(bpmfpijar.com/Farid)
Sartono Kartodirjo, dituliskan oleh Taufik Abdullah dalam kata pengantarnya di buku yang berjudul “Pemberontakan Petani Banten 1888” adalah sosok sejarawan yang menjadi cermin dari historiografi Indonesia-sentris. Hal itu beliau paparkan, sebab Sartono memiliki idealisme kuat untuk menolak paham Neerlando-sentris yang hanya berpusat pada keagungan elit kolonial.
Selain itu, diungkapkan juga oleh JJ Rizal, Sartono Kartodirjo telah mengajarkan kepada kita bahwa sejarah itu seyogianya berpihak kepada isu-isu kemanusiaan dan senantiasa memerjuangkan daulat rakyat. Alih-alih mementingkan daulat tuan. Mengingat apapun yang terjadi, kata Rizal, sejarah pada hakikatnya adalah kisah atau cerita tentang manusia.
“Bagi Sartono Kartodirjo, sejarah adalah ilmu mendapatkan kearifan dan kepekaan akademis dari kesadaran manusia,” jelas Rizal dalam acara diskusi SUPERKOBAM seri kedua yang diselenggarakan oleh Komunitas Bambu bersama Social Movement Institute melalui Zoom dan kanal Youtube Komunitas Bambu, pada Senin (15/02).

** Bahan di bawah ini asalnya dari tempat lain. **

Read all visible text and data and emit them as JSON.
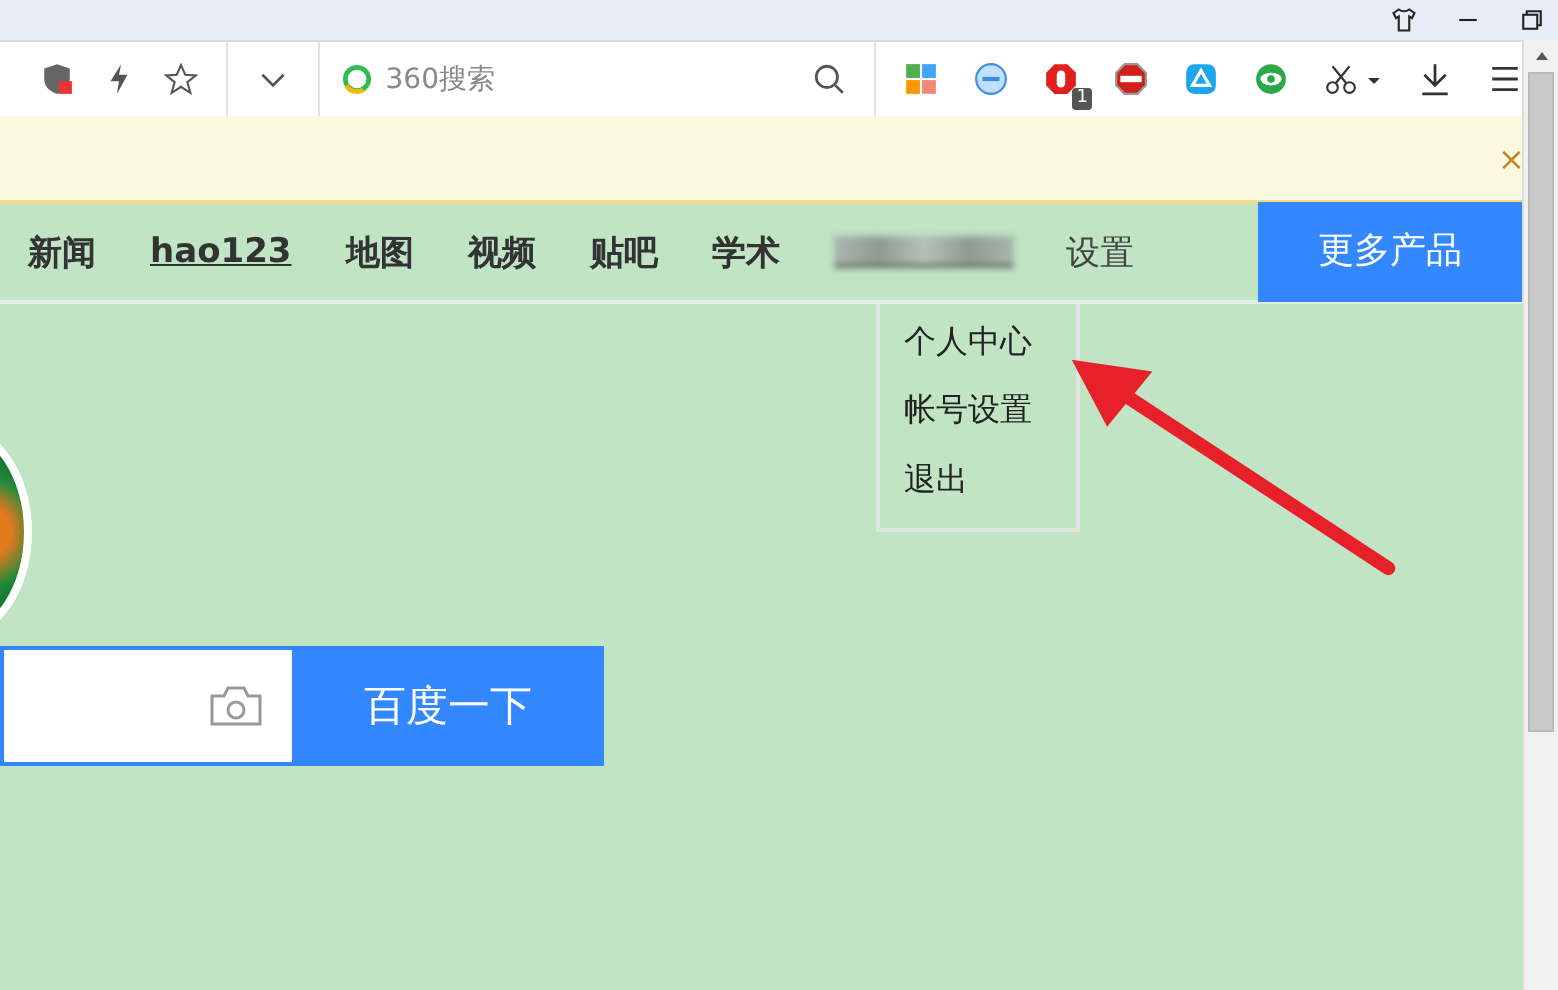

Selain JJ Rizal, diskusi yang dihelat dalam rangka memeringati satu abad wafatnya Sejarawan Sartono Kartodirjo ini turut menghadirkan beberapa pembicara, diantaranya Dandhy Laksono, pendiri WatchdoC; Hilma Safitri, peneliti Agrarian dan Resource Center; dan Roy Murtadho, pengasuh Pesantren Miskat alz-Anwar.
Senada dengan apa yang dikatakan Rizal, Hilma memaparkan bahwa Sartono Kartodirjo merupakan seorang sejarawan yang amat berbeda dari sejarawan kebanyakan lainnya. Menurutnya, hal itu bisa dicermati pada pendekatan yang digunakan oleh Sartono dalam karya klasiknya tentang gerakan petani di Banten tahun 1888 itu, yakni pendekatan multidisipliner (sosio-historis).

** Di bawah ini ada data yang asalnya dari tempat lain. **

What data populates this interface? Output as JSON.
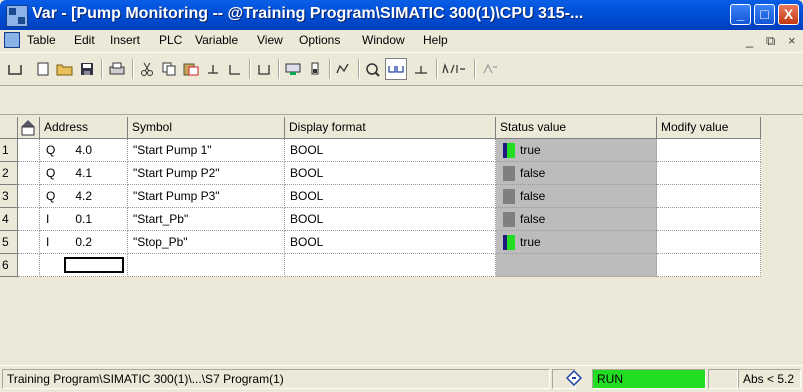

“Dengan memakai pendekatan itu, Sartono mampu memberikan teladan bagi pembaca bahwa untuk menyibak peristiwa gerakan petani yang terjadi di pedesaan nyatanya tidak cukup kalau hanya melihat dari pada konteksnya saja, melainkan juga perlu memerhatikan dinamika kelompok-kelompok yang sedang melawan,” ujar Hilma. Dengan begitu, suatu catatan atau karya sejarah yang dihasilkan akan lebih mendalam dan lebih kompleks.

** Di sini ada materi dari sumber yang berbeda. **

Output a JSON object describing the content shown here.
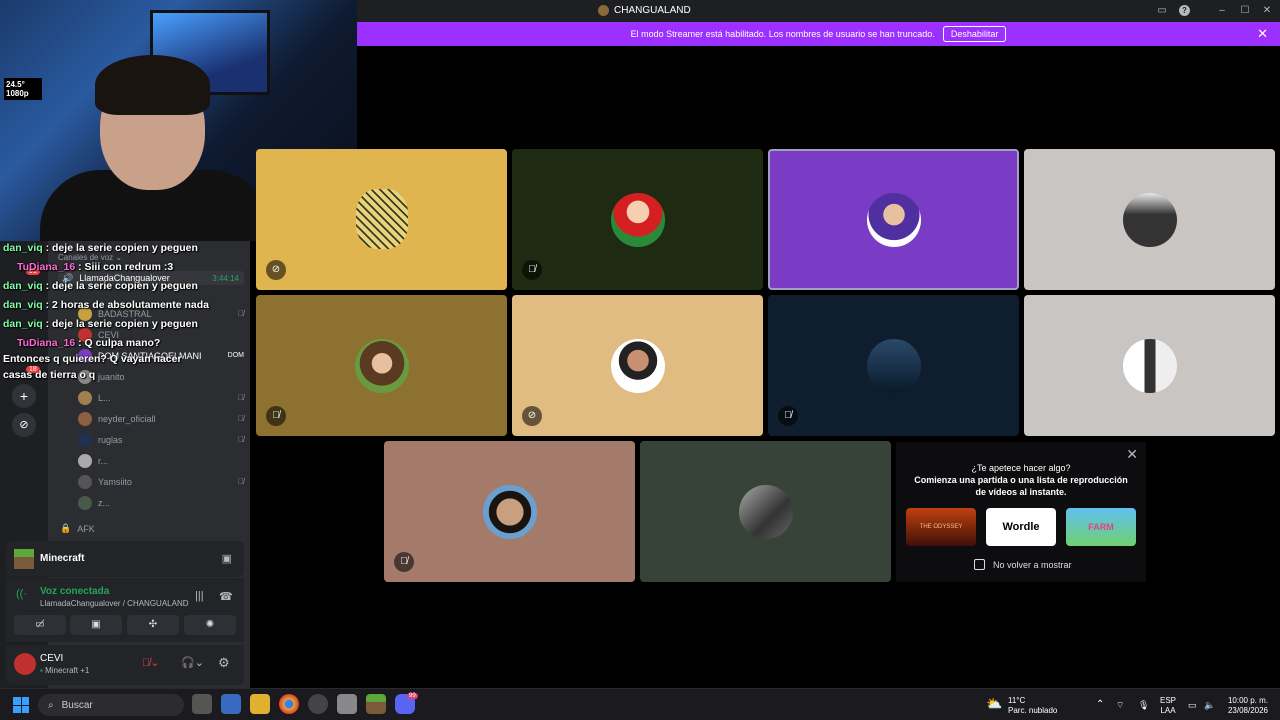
{
  "window": {
    "title": "CHANGUALAND"
  },
  "banner": {
    "text": "El modo Streamer está habilitado. Los nombres de usuario se han truncado.",
    "button": "Deshabilitar"
  },
  "webcam": {
    "overlay_temp": "24.5°",
    "overlay_res": "1080p"
  },
  "chat": [
    {
      "name": "dan_viq",
      "text": " : deje la serie copien y peguen",
      "color": "green"
    },
    {
      "name": "TuDiana_16",
      "text": " : Siii con redrum :3",
      "color": "pink"
    },
    {
      "name": "dan_viq",
      "text": " : deje la serie copien y peguen",
      "color": "green"
    },
    {
      "name": "dan_viq",
      "text": " : 2 horas de absolutamente nada",
      "color": "green"
    },
    {
      "name": "dan_viq",
      "text": " : deje la serie copien y peguen",
      "color": "green"
    },
    {
      "name": "TuDiana_16",
      "text": " : Q culpa mano?",
      "color": "pink"
    },
    {
      "name": "",
      "text": "Entonces q quieren? Q vayan hacer",
      "color": "white"
    },
    {
      "name": "",
      "text": "casas de tierra o q",
      "color": "white"
    }
  ],
  "sidebar": {
    "section_label": "Canales de voz",
    "voice_channel": "LlamadaChangualover",
    "call_timer": "3:44:14",
    "badges": [
      "91",
      "18"
    ],
    "members": [
      {
        "name": "BADASTRAL"
      },
      {
        "name": "CEVI"
      },
      {
        "name": "DOM SANTIAGOELMANI",
        "tag": "DOM"
      },
      {
        "name": "juanito"
      },
      {
        "name": "L..."
      },
      {
        "name": "neyder_oficiall"
      },
      {
        "name": "ruglas"
      },
      {
        "name": "r..."
      },
      {
        "name": "Yamsiito"
      },
      {
        "name": "z..."
      }
    ],
    "afk_channel": "AFK"
  },
  "activity_card": {
    "game": "Minecraft"
  },
  "voice_status": {
    "status": "Voz conectada",
    "location": "LlamadaChangualover / CHANGUALAND"
  },
  "user": {
    "name": "CEVI",
    "activity": "Minecraft",
    "extra": "+1"
  },
  "activity_panel": {
    "title": "¿Te apetece hacer algo?",
    "subtitle_1": "Comienza una partida o una lista de reproducción",
    "subtitle_2": "de vídeos al instante.",
    "games": [
      "THE ODYSSEY",
      "Wordle",
      "FARM"
    ],
    "dont_show": "No volver a mostrar"
  },
  "taskbar": {
    "search_placeholder": "Buscar",
    "discord_badge": "99",
    "weather_temp": "11°C",
    "weather_desc": "Parc. nublado",
    "lang_1": "ESP",
    "lang_2": "LAA",
    "time": "10:00 p. m.",
    "date": "23/08/2026"
  },
  "colors": {
    "banner": "#9b30ff",
    "speaking_tile": "#7a3cc4",
    "green": "#23a55a"
  }
}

Di sisi lain, Roy menyorot peran sentral ulama dalam gerakan petani di Banten tahun 1888 yang ditulis oleh Sartono Kartodirjo dalam bukunya itu. Dalam pengamatannya, ulama pada masa itu terbagi menjadi dua kategori, yaitu ulama rakyat dan ulama resmi. Ulama rakyat adalah ulama yang juga termasuk para pemimpin tarekat bersama-sama berupaya meradikalisasi gerakan rakyat. Sedangkan ulama resmi, yakni ulama yang mendapatkan dukungan dari pemerintah kolonial.
Menanggapi hal itu, Roy menegaskan jika ia terkesima akan apa yang dilakukan Sartono untuk mengungkap secara jelas, perihal konflik demi konflik yang terjadi kala itu. Meskipun dalam karya tersebut memuat judul gerakan petani, tetapi Roy menilai bahwa Sartono tidak secara spesifik membahas dinamika kelas di desa. Lebih-lebih, juga tidak berbicara persoalan agraria secara lebih luas.
“Sebaliknya, Sartono lebih membahas mengenai basis sosial yang diperankan oleh petani dan haji-haji elit yang mempunyai kesadaran politik yang lebih maju,” kata Roy. Kendati demikian, menurutnya basis tersebut masih milenaristik, dimana ketika pemimpinya mati gerakanya pun ikut mati.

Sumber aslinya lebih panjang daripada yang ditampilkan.